L'angoscia scavò una voragine nel petto di Namjoon.
Non poteva perdere Eve, non doveva permettere a nessuno di portarla via, non voleva separarsi da lei.
Senza dire una parola, si limitò ad annuire e uscire dall'ufficio.
I piedi si muovevano da soli, si trascinò lentamente lungo i corridoi con la mente appesantita da una miriade di pensieri contrastanti tra loro.
Il possibile licenziamento ed espatrio di Eve, i giornalisti che stavano già affollando la hall di Hybe, i social network completamente impazziti.
"Lasciate in pace RM! È la sua vita privata!"
"Se è felice, lo siamo anche noi!"
"Non diffondete quella roba, sono cose rubate! #we_protect_RM_and_BTS"
"Non so chi sia lei, ma la invidio!"
"Sono bellissimi!"
"#RMinLove"
I commenti positivi, di approvazione e amore che fioccavano su Twitter e Instagram accompagnati da diversi hashtag di supporto non erano sufficienti a contrastare il malcontento dei fan.
Gli haters, gli Army tossici e i media avevano indetto una vera e propria caccia alle streghe, cercando di scovare e poi condividere le informazioni private di Eve.
Ai fan non gliene fregava nulla di poter rovinare la vita di qualcuno, a loro importava solo e unicamente di accontentare il proprio ego, di ottenere uno scoop da prima pagina o di mantenere intatta la figura eterea e innocente dell'idol di turno.
"Avevamo bisogno di tempo per preparare il fandom."
Gli Army.
Se un tempo li amava incondizionatamente, grato per aver contribuito al successo della band, in quel momento li odiava con tutto sé stesso.
Immerso in quel pensiero, non si accorse di essere arrivato di fronte al suo Rkive.
Fissò la pulsantiera per qualche secondo prima di digitare il codice e aprire la porta.
Lo studio, quattro semplici pareti che rappresentavano il suo mondo: il lavoro, la meditazione e l'amore.
Aveva perso il conto delle ore trascorse seduto sulla poltrona a leggere per poi spostarsi sulla scrivania e comporre musica.
E negli ultimi mesi, l'Rkive aveva cambiato totalmente forma, aprendo le porte alla donna che illuminava i suoi giorni.
Erano state innumerevoli le volte che Eve si era fermata da lui per fargli inizialmente compagnia e unirsi poi al suo lavoro di scrittura.
Lezioni private di giapponese, consigli sulle canzoni scritte in inglese, tanti baci ed effusioni: era un piccolo rifugio d'amore che custodiva un'intimità preziosa, un tesoro trafugato e venduto sulla rete per soldi.
Respirò a fondo ed entrò nello studio.

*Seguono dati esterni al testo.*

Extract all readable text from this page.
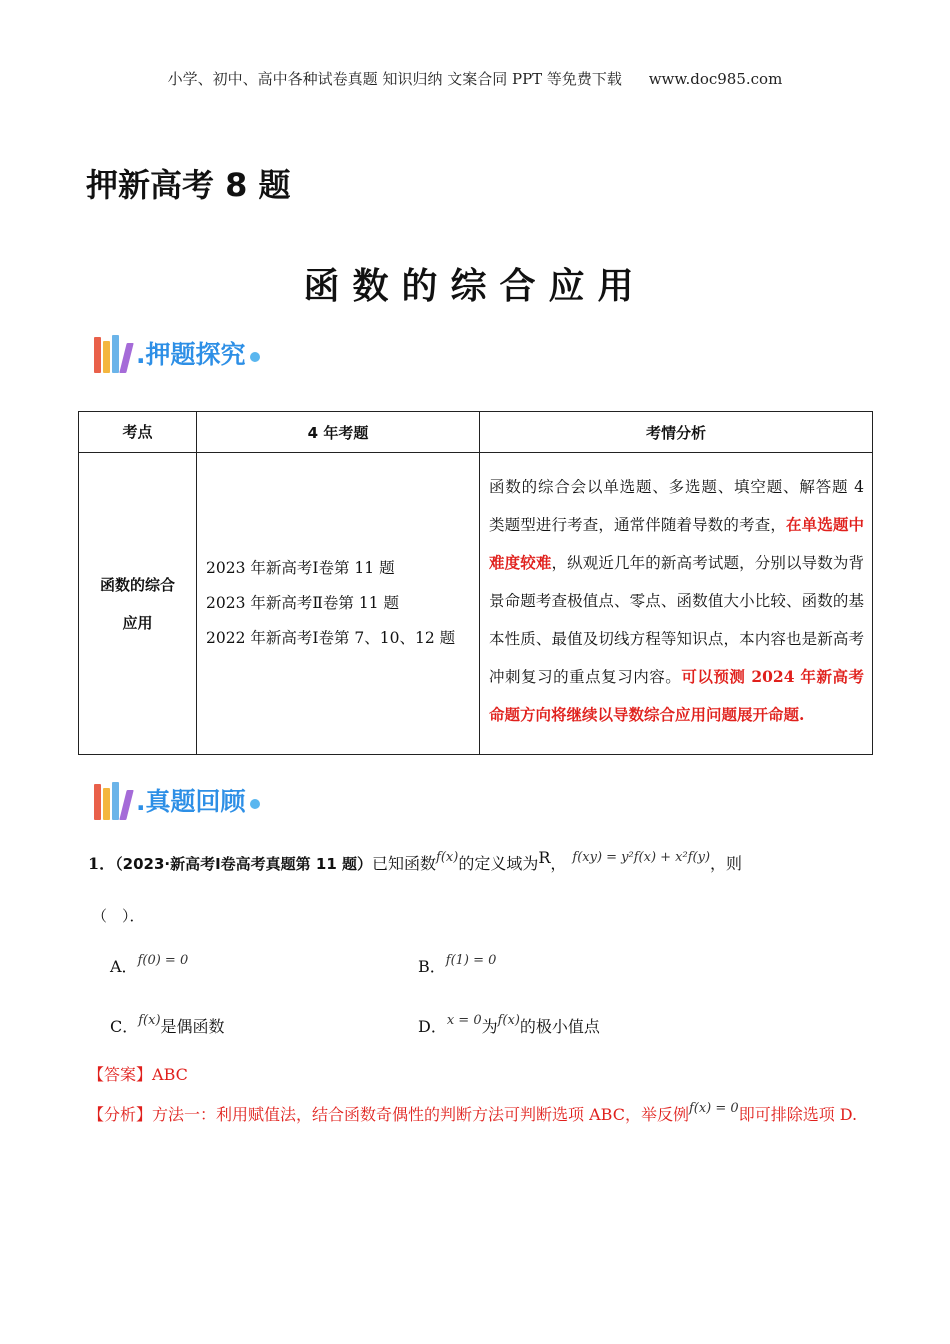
小学、初中、高中各种试卷真题 知识归纳 文案合同 PPT 等免费下载 www.doc985.com
押新高考 8 题
函数的综合应用
.押题探究
考点	4 年考题	考情分析

函数的综合应用	2023 年新高考Ⅰ卷第 11 题
2023 年新高考Ⅱ卷第 11 题
2022 年新高考Ⅰ卷第 7、10、12 题	函数的综合会以单选题、多选题、填空题、解答题 4 类题型进行考查，通常伴随着导数的考查，在单选题中难度较难，纵观近几年的新高考试题，分别以导数为背景命题考查极值点、零点、函数值大小比较、函数的基本性质、最值及切线方程等知识点，本内容也是新高考冲刺复习的重点复习内容。可以预测 2024 年新高考命题方向将继续以导数综合应用问题展开命题.
.真题回顾
1．（2023·新高考Ⅰ卷高考真题第 11 题）已知函数$^{f(x)}$的定义域为R， $^{f(xy) = y^2f(x) + x^2f(y)}$，则
（　）．
A．$^{f(0) = 0}$	B．$^{f(1) = 0}$
C．$^{f(x)}$是偶函数	D．$^{x = 0}$为$^{f(x)}$的极小值点
【答案】ABC
【分析】方法一：利用赋值法，结合函数奇偶性的判断方法可判断选项 ABC，举反例$^{f(x) = 0}$即可排除选项 D.
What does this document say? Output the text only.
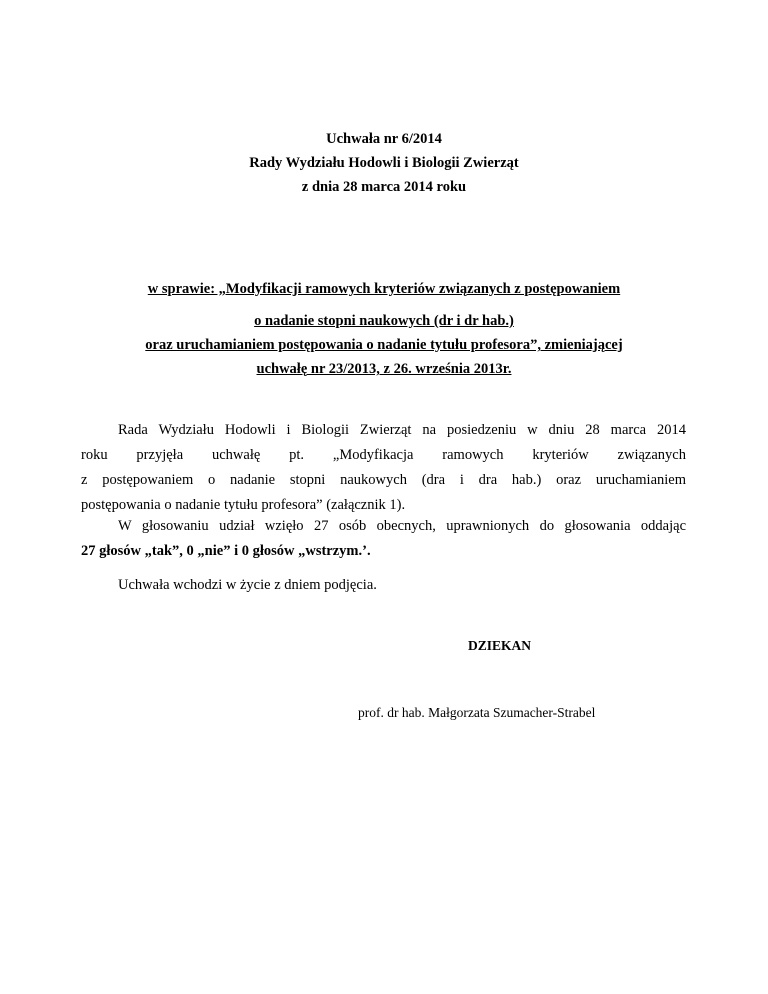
Uchwała nr 6/2014
Rady Wydziału Hodowli i Biologii Zwierząt
z dnia 28 marca 2014 roku
w sprawie: „Modyfikacji ramowych kryteriów związanych z postępowaniem
o nadanie stopni naukowych (dr i dr hab.)
oraz uruchamianiem postępowania o nadanie tytułu profesora”, zmieniającej
uchwałę nr 23/2013, z 26. września 2013r.
Rada Wydziału Hodowli i Biologii Zwierząt na posiedzeniu w dniu 28 marca 2014
roku przyjęła uchwałę pt. „Modyfikacja ramowych kryteriów związanych
z postępowaniem o nadanie stopni naukowych (dra i dra hab.) oraz uruchamianiem
postępowania o nadanie tytułu profesora” (załącznik 1).
W głosowaniu udział wzięło 27 osób obecnych, uprawnionych do głosowania oddając
27 głosów „tak”, 0 „nie” i 0 głosów „wstrzym.’.
Uchwała wchodzi w życie z dniem podjęcia.
DZIEKAN
prof. dr hab. Małgorzata Szumacher-Strabel
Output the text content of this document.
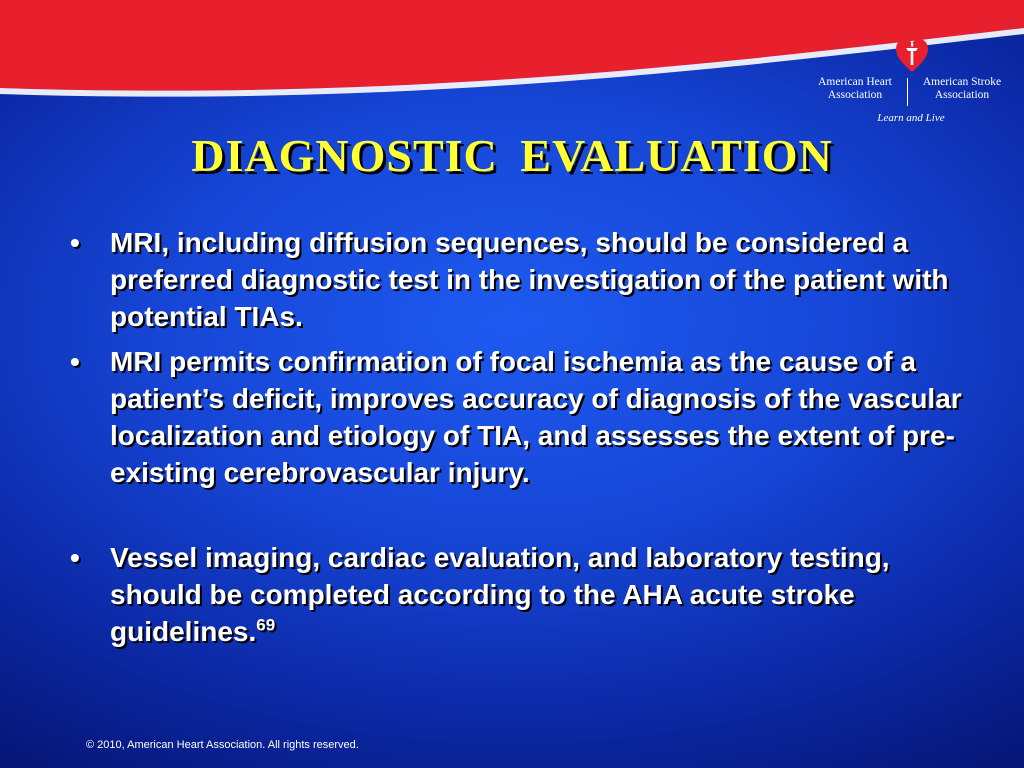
American Heart
Association
American Stroke
Association
Learn and Live
DIAGNOSTIC EVALUATION
• MRI, including diffusion sequences, should be considered a preferred diagnostic test in the investigation of the patient with potential TIAs.
• MRI permits confirmation of focal ischemia as the cause of a patient’s deficit, improves accuracy of diagnosis of the vascular localization and etiology of TIA, and assesses the extent of pre-existing cerebrovascular injury.
• Vessel imaging, cardiac evaluation, and laboratory testing, should be completed according to the AHA acute stroke guidelines.$^{69}$
© 2010, American Heart Association. All rights reserved.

Doveva recuperare il cellulare abbandonato sul divano e correre a casa per raggiungere Eve, ma appena varcò l'ingresso, vide i ragazzi in piedi ad attenderlo.
«Perché siete qui?», chiese con un filo di voce e tossì per sciogliere il magone che si era formato alla base della gola.
«Non possiamo lasciarti solo», fu Yoongi a prendere la parola «Quando vivi per undici anni nella stessa casa sotto lo stesso tetto ventiquattr'ore su ventiquattro, sette giorni su sette, diventi una famiglia.»
Namjoon rimase fermo. Una lacrima scivolò lungo la guancia per cadere a terra e a lui sfuggì un singhiozzo, seguito da molti altri.
Non riusciva a parlare e la maschera che indossava si sgretolò all'improvviso rivelando così il suo reale stato d'animo.
Voltò le spalle ai ragazzi per celare la sua fragilità, ma due forti braccia gli cinsero la vita: erano quelle di Seokjin.
Debole. Era un debole. I singhiozzi che tentava invano di trattenere divennero sempre più intensi fino a sciogliersi in un pianto disperato.
«Joon, non nasconderti da noi», la voce del maggiore tremava appena e Namjoon si ritrovò presto circondato dai suoi amici, stretti a lui in un abbraccio collettivo.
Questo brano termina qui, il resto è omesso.